La risposta è negativa.


Normalmente, gli effetti della sentenza retroagiscono al momento della domanda se a tale momento esistevano le condizioni richieste per l’emanazione del provvedimento  .

Chiedo qualcosa, se ottengo vittoria, gli effetti della pronuncia decorrono da quando ho proposto la mia domanda, altrimenti il decorso del tempo mi pregiudicherebbe.


La giurisprudenza tuttavia, a più riprese, si è pronunciata nell’attenuare la retroattività della sentenza nei processi di separazione e divorzio.

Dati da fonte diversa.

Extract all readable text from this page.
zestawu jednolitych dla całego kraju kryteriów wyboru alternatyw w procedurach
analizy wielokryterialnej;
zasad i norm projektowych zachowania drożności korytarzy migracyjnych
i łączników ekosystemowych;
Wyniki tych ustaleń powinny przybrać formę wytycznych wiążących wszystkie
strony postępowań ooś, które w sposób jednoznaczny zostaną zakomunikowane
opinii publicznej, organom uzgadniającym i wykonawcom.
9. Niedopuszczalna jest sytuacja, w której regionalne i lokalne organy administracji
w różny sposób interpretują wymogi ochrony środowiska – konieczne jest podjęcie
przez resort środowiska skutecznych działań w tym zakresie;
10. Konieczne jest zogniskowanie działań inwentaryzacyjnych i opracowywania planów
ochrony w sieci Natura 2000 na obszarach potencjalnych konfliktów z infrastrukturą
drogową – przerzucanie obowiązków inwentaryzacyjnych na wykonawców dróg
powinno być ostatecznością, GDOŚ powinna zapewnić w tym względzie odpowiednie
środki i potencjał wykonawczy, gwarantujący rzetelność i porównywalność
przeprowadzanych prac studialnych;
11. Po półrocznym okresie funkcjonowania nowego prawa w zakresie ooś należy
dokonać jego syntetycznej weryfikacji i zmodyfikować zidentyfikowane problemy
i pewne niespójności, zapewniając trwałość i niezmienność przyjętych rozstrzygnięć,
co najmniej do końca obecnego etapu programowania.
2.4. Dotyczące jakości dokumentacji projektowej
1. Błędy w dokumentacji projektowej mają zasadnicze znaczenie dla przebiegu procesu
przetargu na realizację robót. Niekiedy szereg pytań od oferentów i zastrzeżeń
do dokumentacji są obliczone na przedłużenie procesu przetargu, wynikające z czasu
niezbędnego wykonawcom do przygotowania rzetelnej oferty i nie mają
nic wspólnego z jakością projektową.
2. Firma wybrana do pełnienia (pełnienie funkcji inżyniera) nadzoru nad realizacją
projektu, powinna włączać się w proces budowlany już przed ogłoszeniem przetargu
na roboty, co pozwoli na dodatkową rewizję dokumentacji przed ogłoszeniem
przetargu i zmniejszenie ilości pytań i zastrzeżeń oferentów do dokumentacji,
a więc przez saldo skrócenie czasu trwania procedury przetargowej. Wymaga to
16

Il motivo è dettato dalla natura alimentare degli importi corrisposti a tale titolo, che la legge considera irripetibili, non pignorabili e non compensabili con altri crediti vantati da chi debba versarli.

 


La conseguenza: il provvedimento finale è retroattivo ma … la parte che abbia già ricevuto, per ogni singolo periodo, le prestazioni previste dalla sentenza di separazione non può essere costretta a restituirle, nè può vedersi opporre in compensazione, per qualsivoglia ragione di credito, quanto ricevuto a tale titolo, mentre ove il soggetto obbligato non abbia ancora corrisposto, per tutti i periodi pregressi, tali prestazioni, non più dovute in base alla sentenza di modificazione delle condizioni di separazione, non sarà più tenuto a corrisponderle, con la conseguenza che contro di lui non potrà agirsi esecutivamente.


In buona sostanza, se la moglie ha percepito 300 euro al mese in più rispetto alla decisione finale del Tribunale, il marito non potrà chiederne la restituzione.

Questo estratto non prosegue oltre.